Sang khalifah muncul di era kemerosotan institusi khilafah. Inilah masa krisis menjelang keruntuhan Kekhalifahan Turki Utsmani dimana negara adikuasa itu disindir bangsa Eropa sebagai The Sick Man of Europe. Dalam kondisi negara yang karut-marut, ia hadir bagai pelita yang kembali menerangi Istana Topkapi. Ia tampil memperpanjang napas peradaban Islam yang kala itu terengah-engah diserang dari luar dan dalam. Dengan jerih payahnya umur keruntuhan khilafah tertangguh 30 tahun lamanya. Realitas tunggakan utang luar negeri yang terus membengkak, parlemen yang tidak produktif, birokrasi pemerintahan yang korup dan kuatnya intervensi tak membuatnya menyerah.

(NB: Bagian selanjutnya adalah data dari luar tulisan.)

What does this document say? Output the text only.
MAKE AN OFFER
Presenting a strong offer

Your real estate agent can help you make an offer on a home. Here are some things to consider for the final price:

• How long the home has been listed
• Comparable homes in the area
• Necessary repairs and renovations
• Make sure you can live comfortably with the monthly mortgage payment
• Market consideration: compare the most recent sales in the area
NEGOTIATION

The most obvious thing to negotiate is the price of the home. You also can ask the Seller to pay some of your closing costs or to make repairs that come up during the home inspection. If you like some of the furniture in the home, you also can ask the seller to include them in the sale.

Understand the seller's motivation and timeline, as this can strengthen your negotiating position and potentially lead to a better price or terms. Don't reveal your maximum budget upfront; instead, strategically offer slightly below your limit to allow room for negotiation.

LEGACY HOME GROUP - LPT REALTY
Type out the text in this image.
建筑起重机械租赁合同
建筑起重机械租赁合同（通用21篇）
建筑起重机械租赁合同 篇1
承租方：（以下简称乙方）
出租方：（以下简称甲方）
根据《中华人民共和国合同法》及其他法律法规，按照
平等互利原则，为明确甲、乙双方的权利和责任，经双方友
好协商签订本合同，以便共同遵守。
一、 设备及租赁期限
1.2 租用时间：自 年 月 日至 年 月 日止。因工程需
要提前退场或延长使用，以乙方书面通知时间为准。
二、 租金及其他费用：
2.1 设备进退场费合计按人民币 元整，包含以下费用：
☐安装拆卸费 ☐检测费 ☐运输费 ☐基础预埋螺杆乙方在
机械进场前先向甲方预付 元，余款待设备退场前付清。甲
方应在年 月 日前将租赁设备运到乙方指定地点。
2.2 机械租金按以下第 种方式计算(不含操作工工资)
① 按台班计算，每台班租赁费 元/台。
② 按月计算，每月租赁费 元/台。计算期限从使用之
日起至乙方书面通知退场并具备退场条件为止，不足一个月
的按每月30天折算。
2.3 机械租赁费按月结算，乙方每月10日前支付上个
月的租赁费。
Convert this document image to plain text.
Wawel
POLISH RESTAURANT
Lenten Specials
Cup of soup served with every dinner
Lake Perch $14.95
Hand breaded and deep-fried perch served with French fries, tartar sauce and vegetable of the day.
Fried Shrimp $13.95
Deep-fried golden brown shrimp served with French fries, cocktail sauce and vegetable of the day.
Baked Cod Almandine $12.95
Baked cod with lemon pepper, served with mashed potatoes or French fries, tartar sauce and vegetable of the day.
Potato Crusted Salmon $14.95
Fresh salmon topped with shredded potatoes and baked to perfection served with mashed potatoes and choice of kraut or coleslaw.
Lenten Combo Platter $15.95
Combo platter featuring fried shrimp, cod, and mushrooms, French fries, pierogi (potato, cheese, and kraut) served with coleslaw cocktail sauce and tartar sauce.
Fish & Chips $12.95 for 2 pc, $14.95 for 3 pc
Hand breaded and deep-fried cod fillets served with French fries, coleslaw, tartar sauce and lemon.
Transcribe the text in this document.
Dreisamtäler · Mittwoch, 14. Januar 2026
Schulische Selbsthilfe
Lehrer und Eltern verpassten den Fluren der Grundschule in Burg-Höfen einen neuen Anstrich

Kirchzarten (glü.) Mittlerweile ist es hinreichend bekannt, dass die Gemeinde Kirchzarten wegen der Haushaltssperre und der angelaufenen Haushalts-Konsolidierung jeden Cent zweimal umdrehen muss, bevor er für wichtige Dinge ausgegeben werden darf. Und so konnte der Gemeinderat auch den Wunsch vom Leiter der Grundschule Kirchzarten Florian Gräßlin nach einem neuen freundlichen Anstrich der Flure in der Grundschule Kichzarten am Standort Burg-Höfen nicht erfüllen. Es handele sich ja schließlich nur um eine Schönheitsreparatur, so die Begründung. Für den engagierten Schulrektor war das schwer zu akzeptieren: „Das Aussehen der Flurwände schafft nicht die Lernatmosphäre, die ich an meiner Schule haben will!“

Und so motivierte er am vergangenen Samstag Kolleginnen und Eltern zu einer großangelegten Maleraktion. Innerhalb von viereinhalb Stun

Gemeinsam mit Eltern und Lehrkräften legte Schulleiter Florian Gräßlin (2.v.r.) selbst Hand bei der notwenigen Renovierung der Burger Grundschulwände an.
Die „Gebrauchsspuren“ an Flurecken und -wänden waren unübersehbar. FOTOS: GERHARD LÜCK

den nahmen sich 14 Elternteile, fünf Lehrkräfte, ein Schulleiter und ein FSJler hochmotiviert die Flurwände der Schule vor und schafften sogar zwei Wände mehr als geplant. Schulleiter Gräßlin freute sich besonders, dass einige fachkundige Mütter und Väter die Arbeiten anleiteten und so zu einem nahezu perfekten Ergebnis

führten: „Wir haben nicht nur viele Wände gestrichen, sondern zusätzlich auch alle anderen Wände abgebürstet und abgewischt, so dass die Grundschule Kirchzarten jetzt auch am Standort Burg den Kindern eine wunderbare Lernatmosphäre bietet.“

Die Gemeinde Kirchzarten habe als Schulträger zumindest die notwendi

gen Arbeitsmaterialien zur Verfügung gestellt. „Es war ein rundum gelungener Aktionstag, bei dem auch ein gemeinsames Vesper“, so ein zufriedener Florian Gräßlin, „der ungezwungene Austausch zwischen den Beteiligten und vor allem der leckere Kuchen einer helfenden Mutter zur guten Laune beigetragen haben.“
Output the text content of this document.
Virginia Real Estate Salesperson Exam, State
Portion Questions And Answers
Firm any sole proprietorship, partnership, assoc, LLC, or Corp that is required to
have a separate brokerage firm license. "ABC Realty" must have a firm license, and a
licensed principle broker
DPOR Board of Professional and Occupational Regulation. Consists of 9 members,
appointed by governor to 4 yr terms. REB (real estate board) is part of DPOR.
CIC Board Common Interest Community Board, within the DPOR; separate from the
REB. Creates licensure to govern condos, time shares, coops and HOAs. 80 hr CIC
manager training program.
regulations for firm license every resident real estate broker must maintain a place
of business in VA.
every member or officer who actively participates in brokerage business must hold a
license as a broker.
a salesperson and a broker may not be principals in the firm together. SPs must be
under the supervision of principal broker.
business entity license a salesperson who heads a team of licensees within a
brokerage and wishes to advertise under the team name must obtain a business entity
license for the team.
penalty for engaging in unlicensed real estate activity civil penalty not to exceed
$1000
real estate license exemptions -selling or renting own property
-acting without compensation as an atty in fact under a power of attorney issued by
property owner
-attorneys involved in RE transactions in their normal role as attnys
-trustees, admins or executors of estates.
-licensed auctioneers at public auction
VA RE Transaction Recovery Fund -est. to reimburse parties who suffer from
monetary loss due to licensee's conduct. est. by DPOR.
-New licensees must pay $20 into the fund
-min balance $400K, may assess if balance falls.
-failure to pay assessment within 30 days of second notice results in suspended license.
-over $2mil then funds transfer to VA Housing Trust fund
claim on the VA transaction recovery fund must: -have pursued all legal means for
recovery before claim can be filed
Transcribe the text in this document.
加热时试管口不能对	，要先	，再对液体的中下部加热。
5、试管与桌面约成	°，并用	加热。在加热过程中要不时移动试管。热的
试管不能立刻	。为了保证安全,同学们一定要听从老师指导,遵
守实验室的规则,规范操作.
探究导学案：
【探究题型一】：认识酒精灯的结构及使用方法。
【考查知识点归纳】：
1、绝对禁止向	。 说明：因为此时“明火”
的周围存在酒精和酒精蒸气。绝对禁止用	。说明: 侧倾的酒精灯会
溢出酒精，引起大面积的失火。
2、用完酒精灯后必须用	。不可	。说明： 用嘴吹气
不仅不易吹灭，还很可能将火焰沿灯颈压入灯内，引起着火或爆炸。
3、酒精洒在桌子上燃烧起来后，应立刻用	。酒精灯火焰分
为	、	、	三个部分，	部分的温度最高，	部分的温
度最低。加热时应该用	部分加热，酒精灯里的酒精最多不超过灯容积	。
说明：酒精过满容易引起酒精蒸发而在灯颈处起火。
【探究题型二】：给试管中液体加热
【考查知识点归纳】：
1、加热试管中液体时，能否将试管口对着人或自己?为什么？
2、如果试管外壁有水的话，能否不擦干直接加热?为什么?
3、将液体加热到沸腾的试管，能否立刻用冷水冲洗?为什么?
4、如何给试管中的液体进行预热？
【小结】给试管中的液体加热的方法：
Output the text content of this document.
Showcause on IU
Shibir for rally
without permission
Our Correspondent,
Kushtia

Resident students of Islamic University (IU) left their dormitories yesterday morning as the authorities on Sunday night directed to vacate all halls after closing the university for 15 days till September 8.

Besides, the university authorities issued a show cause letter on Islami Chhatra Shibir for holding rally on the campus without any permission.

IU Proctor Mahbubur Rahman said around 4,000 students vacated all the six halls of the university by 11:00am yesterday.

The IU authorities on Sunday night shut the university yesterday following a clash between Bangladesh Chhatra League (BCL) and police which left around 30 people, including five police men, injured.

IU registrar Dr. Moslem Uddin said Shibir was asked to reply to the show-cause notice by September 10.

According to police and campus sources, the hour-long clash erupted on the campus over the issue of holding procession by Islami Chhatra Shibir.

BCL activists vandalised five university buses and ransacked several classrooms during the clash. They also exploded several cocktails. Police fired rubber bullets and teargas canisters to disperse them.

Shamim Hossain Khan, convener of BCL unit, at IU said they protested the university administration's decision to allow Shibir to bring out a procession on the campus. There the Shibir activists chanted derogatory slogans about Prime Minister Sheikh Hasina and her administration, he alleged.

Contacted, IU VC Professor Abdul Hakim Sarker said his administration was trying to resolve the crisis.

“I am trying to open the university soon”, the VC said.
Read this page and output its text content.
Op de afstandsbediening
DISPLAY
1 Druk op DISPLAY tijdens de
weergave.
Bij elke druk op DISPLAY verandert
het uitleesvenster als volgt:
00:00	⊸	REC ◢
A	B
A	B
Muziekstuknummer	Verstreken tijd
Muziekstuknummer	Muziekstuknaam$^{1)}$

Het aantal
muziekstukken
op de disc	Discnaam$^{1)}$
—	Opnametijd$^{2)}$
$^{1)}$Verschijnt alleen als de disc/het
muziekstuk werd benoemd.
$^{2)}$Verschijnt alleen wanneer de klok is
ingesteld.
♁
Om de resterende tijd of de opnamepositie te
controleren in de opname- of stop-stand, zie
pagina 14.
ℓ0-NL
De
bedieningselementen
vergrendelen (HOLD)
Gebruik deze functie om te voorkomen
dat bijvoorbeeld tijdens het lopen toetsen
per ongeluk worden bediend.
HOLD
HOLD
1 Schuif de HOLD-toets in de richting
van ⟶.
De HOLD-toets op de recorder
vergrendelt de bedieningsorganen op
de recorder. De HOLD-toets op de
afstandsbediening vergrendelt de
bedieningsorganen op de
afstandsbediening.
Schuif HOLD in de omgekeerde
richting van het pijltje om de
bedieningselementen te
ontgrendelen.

Memang diakui banyak sejarawan Barat memberikan predikat negatif padanya. Namun patut diketahui bahwa namanya ditulis dengan tinta merah dalam berbagai literatur sejarah hanyalah karena penentangannya terhadap Konspirasi Zionisme. Kaum Yahudi yang saat itu (bahkan hingga kini) menguasai media massa dan informasi dunia memberikan stigma sebagai pemimpin otoriter yang haus darah sebab tidak mengizinkan berdirinya negara Israel. Tak ayal, sejumlah penulis Barat menjulukinya sebagai “Sultan Merah” atau “Abdul Terkutuk”. Bahkan sejarawan Muslim, Tamim Ansary dalam Dari Puncak Baghdad ikut menyebutnya sebagai “pria lemah dan konyol”. Begitupun, ia tetap bintang yang dipuja di hati kaum muslimin.

Melawan Konspirasi Asing

Semasa muda, Abdul Hamid pernah turut bersama delegasi Utsmani dalam lawatan ke Prancis, Inggris, Belgia, Austria dan Hongaria. Ia bertemu raja-raja top seperti Napoleon III, Ratu Victoria, Leopold II dan Franz Joseph II. Di sela kunjungan kenegaraan itu, catat Muhammad Ash-Shallaby dalam Ad-Daulah al-Utsmaniyyah; Awamil an-Nuhudh wa as-Suquth, ia mendengar Menteri Utsmani menjawab pertanyaan beberapa pembesar Eropa Barat tersebut. “Berapa kalian jual Pulau Kreta?” tanya mereka. Maka Fuad menjawab lantang, “Dengan harga seperti kami membelinya!”. Maksudnya ialah Utsmani menguasai pulau itu selama 27 tahun dan penuh dengan perang.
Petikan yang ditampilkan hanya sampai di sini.